AI is no longer an isolated innovation topic. It becomes a board-level governance issue.

A Practical Starting Point

Companies unsure about their exposure can begin with the official EU AI Act Compliance Checker.

This tool helps determine whether a specific AI system may fall under high-risk classification.

It is not a substitute for legal advice, but it is a valuable first diagnostic step.

Belgium’s Position: A Risk or an Advantage?

Belgium is not lagging behind.

Approximately 20% of Belgian companies already use AI, above the EU average. National and regional initiatives such as the National Convergence Plan for AI, DigitalWallonia4.ai, the Flemish AI Plan, and FARI in Brussels reinforce a strong innovation ecosystem.

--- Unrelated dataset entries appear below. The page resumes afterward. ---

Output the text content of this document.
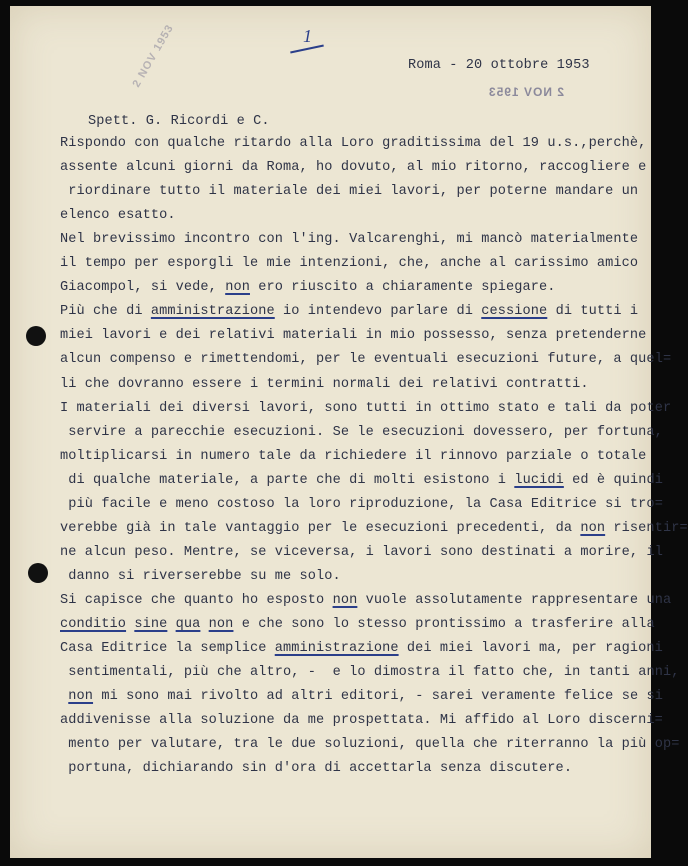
1
2 NOV 1953	Roma - 20 ottobre 1953
2 NOV 1953
Spett. G. Ricordi e C.
Rispondo con qualche ritardo alla Loro graditissima del 19 u.s.,perchè,
assente alcuni giorni da Roma, ho dovuto, al mio ritorno, raccogliere e
riordinare tutto il materiale dei miei lavori, per poterne mandare un
elenco esatto.
Nel brevissimo incontro con l'ing. Valcarenghi, mi mancò materialmente
il tempo per esporgli le mie intenzioni, che, anche al carissimo amico
Giacompol, si vede, non ero riuscito a chiaramente spiegare.
Più che di amministrazione io intendevo parlare di cessione di tutti i
miei lavori e dei relativi materiali in mio possesso, senza pretenderne
alcun compenso e rimettendomi, per le eventuali esecuzioni future, a quel=
li che dovranno essere i termini normali dei relativi contratti.
I materiali dei diversi lavori, sono tutti in ottimo stato e tali da poter
servire a parecchie esecuzioni. Se le esecuzioni dovessero, per fortuna,
moltiplicarsi in numero tale da richiedere il rinnovo parziale o totale
di qualche materiale, a parte che di molti esistono i lucidi ed è quindi
più facile e meno costoso la loro riproduzione, la Casa Editrice si tro=
verebbe già in tale vantaggio per le esecuzioni precedenti, da non risentir=
ne alcun peso. Mentre, se viceversa, i lavori sono destinati a morire, il
danno si riverserebbe su me solo.
Si capisce che quanto ho esposto non vuole assolutamente rappresentare una
conditio sine qua non e che sono lo stesso prontissimo a trasferire alla
Casa Editrice la semplice amministrazione dei miei lavori ma, per ragioni
sentimentali, più che altro, - e lo dimostra il fatto che, in tanti anni,
non mi sono mai rivolto ad altri editori, - sarei veramente felice se si
addivenisse alla soluzione da me prospettata. Mi affido al Loro discerni=
mento per valutare, tra le due soluzioni, quella che riterranno la più op=
portuna, dichiarando sin d'ora di accettarla senza discutere.
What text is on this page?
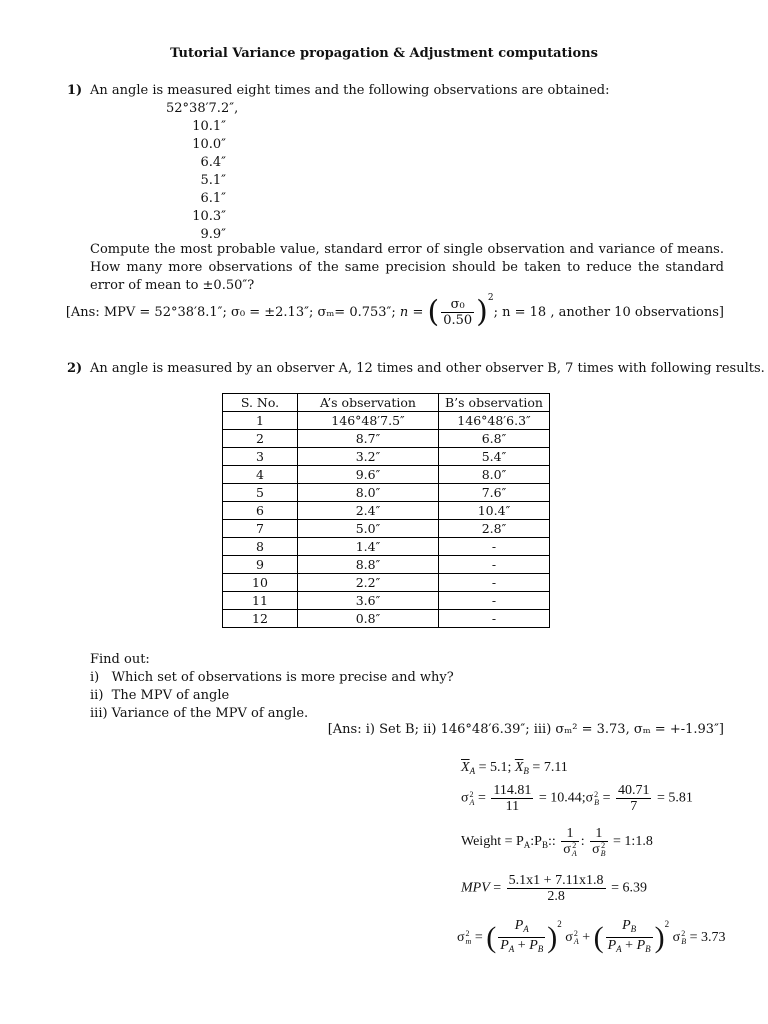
Tutorial Variance propagation & Adjustment computations
1) An angle is measured eight times and the following observations are obtained:
52°38′7.2″,
10.1″
10.0″
6.4″
5.1″
6.1″
10.3″
9.9″
Compute the most probable value, standard error of single observation and variance of means. How many more observations of the same precision should be taken to reduce the standard error of mean to ±0.50″?
[Ans: MPV = 52°38′8.1″; σ₀ = ±2.13″; σₘ= 0.753″; n = ( $\frac{\text{σ₀}}{0.50} )^2$; n = 18 , another 10 observations]
2) An angle is measured by an observer A, 12 times and other observer B, 7 times with following results.
S. No.	A’s observation	B’s observation
1	146°48′7.5″	146°48′6.3″
2	8.7″	6.8″
3	3.2″	5.4″
4	9.6″	8.0″
5	8.0″	7.6″
6	2.4″	10.4″
7	5.0″	2.8″
8	1.4″	-
9	8.8″	-
10	2.2″	-
11	3.6″	-
12	0.8″	-
Find out:
i)   Which set of observations is more precise and why?
ii)  The MPV of angle
iii) Variance of the MPV of angle.
[Ans: i) Set B; ii) 146°48′6.39″; iii) σₘ² = 3.73, σₘ = +-1.93″]
$\overline{X}_A = 5.1$; $\overline{X}_B = 7.11$
σ 2
$A = \frac{114.81}{11}$ = 10.44;σ 2
$B = \frac{40.71}{7} = 5.81$
Weight = $P_A:P_B$:: 1
σ 2
A : 1
σ 2
B = 1:1.8
MPV = $\frac{5.1x1 + 7.11x1.8}{2.8} = 6.39$
σ 2
m = ( $\frac{P_A}{P_A + P_B} )^2$ σ 2
A + ( $\frac{P_B}{P_A + P_B} )^2$ σ 2
B = 3.73
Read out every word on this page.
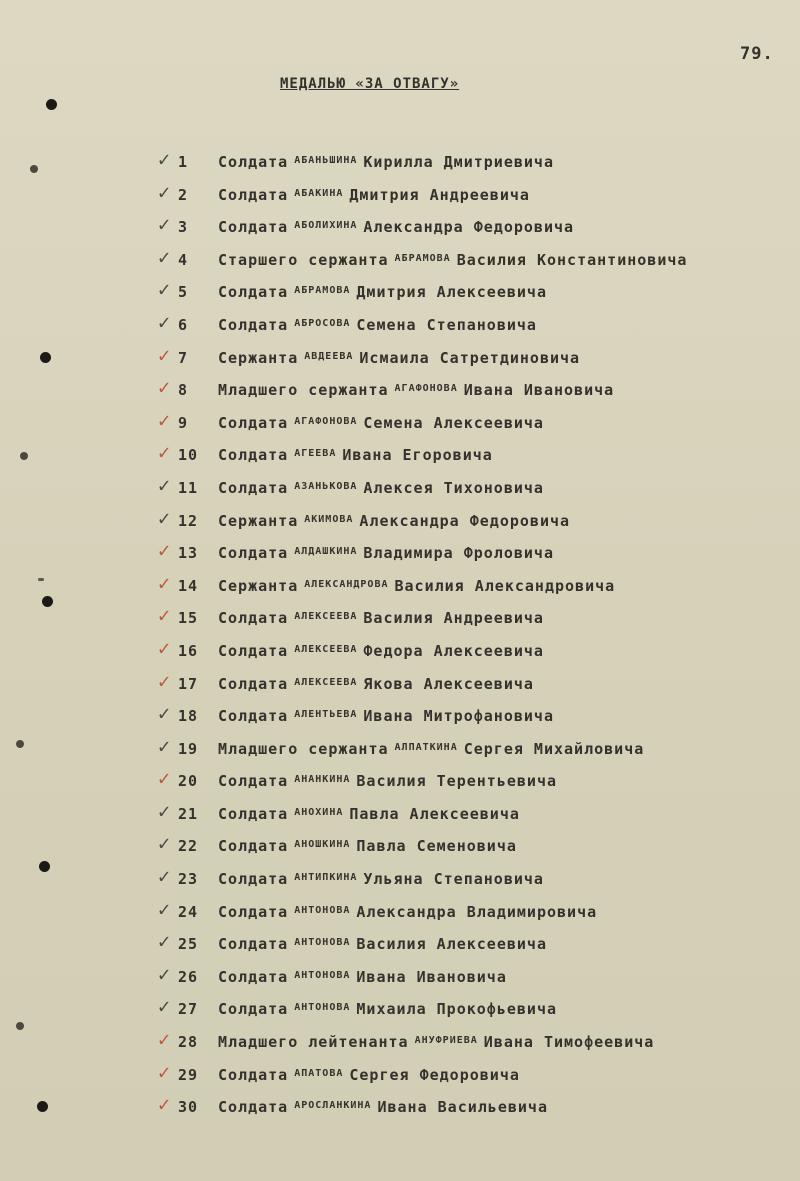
79.
МЕДАЛЬЮ «ЗА ОТВАГУ»
✓ 1	Солдата $^{АБАНЬШИНА}$ Кирилла Дмитриевича
✓ 2	Солдата $^{АБАКИНА}$ Дмитрия Андреевича
✓ 3	Солдата $^{АБОЛИХИНА}$ Александра Федоровича
✓ 4	Старшего сержанта $^{АБРАМОВА}$ Василия Константиновича
✓ 5	Солдата $^{АБРАМОВА}$ Дмитрия Алексеевича
✓ 6	Солдата $^{АБРОСОВА}$ Семена Степановича
✓ 7	Сержанта $^{АВДЕЕВА}$ Исмаила Сатретдиновича
✓ 8	Младшего сержанта $^{АГАФОНОВА}$ Ивана Ивановича
✓ 9	Солдата $^{АГАФОНОВА}$ Семена Алексеевича
✓ 10	Солдата $^{АГЕЕВА}$ Ивана Егоровича
✓ 11	Солдата $^{АЗАНЬКОВА}$ Алексея Тихоновича
✓ 12	Сержанта $^{АКИМОВА}$ Александра Федоровича
✓ 13	Солдата $^{АЛДАШКИНА}$ Владимира Фроловича
✓ 14	Сержанта $^{АЛЕКСАНДРОВА}$ Василия Александровича
✓ 15	Солдата $^{АЛЕКСЕЕВА}$ Василия Андреевича
✓ 16	Солдата $^{АЛЕКСЕЕВА}$ Федора Алексеевича
✓ 17	Солдата $^{АЛЕКСЕЕВА}$ Якова Алексеевича
✓ 18	Солдата $^{АЛЕНТЬЕВА}$ Ивана Митрофановича
✓ 19	Младшего сержанта $^{АЛПАТКИНА}$ Сергея Михайловича
✓ 20	Солдата $^{АНАНКИНА}$ Василия Терентьевича
✓ 21	Солдата $^{АНОХИНА}$ Павла Алексеевича
✓ 22	Солдата $^{АНОШКИНА}$ Павла Семеновича
✓ 23	Солдата $^{АНТИПКИНА}$ Ульяна Степановича
✓ 24	Солдата $^{АНТОНОВА}$ Александра Владимировича
✓ 25	Солдата $^{АНТОНОВА}$ Василия Алексеевича
✓ 26	Солдата $^{АНТОНОВА}$ Ивана Ивановича
✓ 27	Солдата $^{АНТОНОВА}$ Михаила Прокофьевича
✓ 28	Младшего лейтенанта $^{АНУФРИЕВА}$ Ивана Тимофеевича
✓ 29	Солдата $^{АПАТОВА}$ Сергея Федоровича
✓ 30	Солдата $^{АРОСЛАНКИНА}$ Ивана Васильевича
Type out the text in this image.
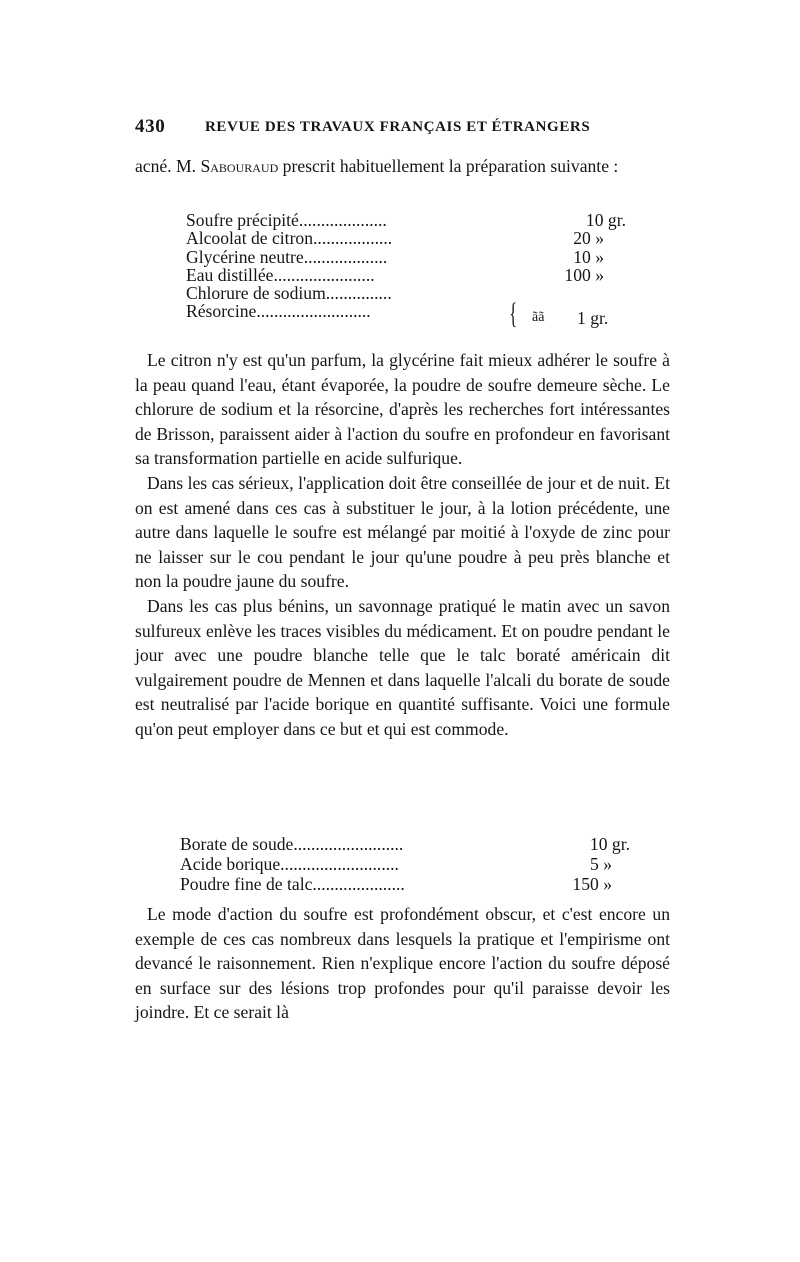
430	REVUE DES TRAVAUX FRANÇAIS ET ÉTRANGERS

acné. M. Sabouraud prescrit habituellement la préparation suivante :

Soufre précipité....................	10 gr.
Alcoolat de citron..................	20 »
Glycérine neutre...................	10 »
Eau distillée.......................	100 »
Chlorure de sodium...............
Résorcine..........................	{ ãã 1 gr.

Le citron n'y est qu'un parfum, la glycérine fait mieux adhérer le soufre à la peau quand l'eau, étant évaporée, la poudre de soufre demeure sèche. Le chlorure de sodium et la résorcine, d'après les recherches fort intéressantes de Brisson, paraissent aider à l'action du soufre en profondeur en favorisant sa transformation partielle en acide sulfurique.

Dans les cas sérieux, l'application doit être conseillée de jour et de nuit. Et on est amené dans ces cas à substituer le jour, à la lotion précédente, une autre dans laquelle le soufre est mélangé par moitié à l'oxyde de zinc pour ne laisser sur le cou pendant le jour qu'une poudre à peu près blanche et non la poudre jaune du soufre.

Dans les cas plus bénins, un savonnage pratiqué le matin avec un savon sulfureux enlève les traces visibles du médicament. Et on poudre pendant le jour avec une poudre blanche telle que le talc boraté américain dit vulgairement poudre de Mennen et dans laquelle l'alcali du borate de soude est neutralisé par l'acide borique en quantité suffisante. Voici une formule qu'on peut employer dans ce but et qui est commode.

Borate de soude.........................	10 gr.
Acide borique...........................	5 »
Poudre fine de talc.....................	150 »

Le mode d'action du soufre est profondément obscur, et c'est encore un exemple de ces cas nombreux dans lesquels la pratique et l'empirisme ont devancé le raisonnement. Rien n'explique encore l'action du soufre déposé en surface sur des lésions trop profondes pour qu'il paraisse devoir les joindre. Et ce serait là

The AI Act does not aim to slow innovation. It aims to structure it.

Organizations that integrate compliance early may gain a strategic advantage in trust, reputation, and governance maturity.

The Real Question for 2026

The EU AI Act is not just a regulatory shift.

It is:

  • A governance shift
  • A transparency shift
  • A talent shift
  • A cultural shift

Companies that see it purely as a legal burden will struggle. Companies that treat it as an organizational upgrade will be better positioned for long-term digital resilience.

The transition phase is over and the operational phase has begun.